Classroom discussion questions:

  1. What are the strengths and weaknesses of this delivery approach?
  2. Why does Amazon wish to enhance its shipping strategy?

OM in the News: Sleeping Air Traffic Controllers

In Chapter 15 (Short-Term Scheduling), we discuss what Three Mile Island and Chernobyl’s nuclear power plants had in common: drowsy “graveyard shift” workers trying to stay awake amid constantly changing work schedules. The same, of course, is true for pilots who often fall asleep in the cockpit on long hauls (like Atlanta-to-Mumbai’s 18-hour flight), just as it is for truck drivers, assembly line workers, and virtually anyone who is a sleep-deprived shift worker.
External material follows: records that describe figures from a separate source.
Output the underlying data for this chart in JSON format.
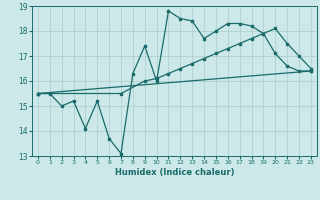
{
  "xlabel": "Humidex (Indice chaleur)",
  "xlim": [
    -0.5,
    23.5
  ],
  "ylim": [
    13,
    19
  ],
  "yticks": [
    13,
    14,
    15,
    16,
    17,
    18,
    19
  ],
  "xticks": [
    0,
    1,
    2,
    3,
    4,
    5,
    6,
    7,
    8,
    9,
    10,
    11,
    12,
    13,
    14,
    15,
    16,
    17,
    18,
    19,
    20,
    21,
    22,
    23
  ],
  "bg_color": "#cce8e8",
  "grid_color": "#aacccc",
  "line_color": "#1a6b6b",
  "line1_x": [
    0,
    1,
    2,
    3,
    4,
    5,
    6,
    7,
    8,
    9,
    10,
    11,
    12,
    13,
    14,
    15,
    16,
    17,
    18,
    19,
    20,
    21,
    22,
    23
  ],
  "line1_y": [
    15.5,
    15.5,
    15.0,
    15.2,
    14.1,
    15.2,
    13.7,
    13.1,
    16.3,
    17.4,
    16.0,
    18.8,
    18.5,
    18.4,
    17.7,
    18.0,
    18.3,
    18.3,
    18.2,
    17.9,
    17.1,
    16.6,
    16.4,
    16.4
  ],
  "line2_x": [
    0,
    23
  ],
  "line2_y": [
    15.5,
    16.4
  ],
  "line3_x": [
    0,
    7,
    9,
    10,
    11,
    12,
    13,
    14,
    15,
    16,
    17,
    18,
    19,
    20,
    21,
    22,
    23
  ],
  "line3_y": [
    15.5,
    15.5,
    16.0,
    16.1,
    16.3,
    16.5,
    16.7,
    16.9,
    17.1,
    17.3,
    17.5,
    17.7,
    17.9,
    18.1,
    17.5,
    17.0,
    16.5
  ]
}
Scheduling is a major problem in all firms with 24/7 shifts.

So when The New York Times and The Wall Street Journal (April 14,2011) both reported that the lone air traffic controller at Reno Tahoe  Airport  fell asleep on the job early yesterday (and didn’t respond to pilot calls for 16 min.), it’s hard to be shocked. (Of course, we hope the situation is rectified before the POMS Meeting in Reno in a few weeks).

It was the 5th time in the past 3 weeks in which controllers were found to be sleeping. The most memorable one was at Washington’s Reagan National Airport on March 23rd, at midnight, forcing pilots of 2 passenger jets to land on their own. The recent incidents are just “the tip of the iceberg”, says a Boeing safety exec.

 “We absolutely cannot and will not tolerate sleeping on the job”, says the FAA administrator. The solution:  a 2nd employee will be added to the late shift at every airport that operates overnight. But inconsistent work schedules contribute to fatigue, and the FAA is for the 1st time, trying to fashion a program to allow controllers to take naps.

Discussion questions:

1. Have any of your students worked late shifts and what is their opinion of the problem/solution?

2. How do pilots  and airlines handle the fatigue factor?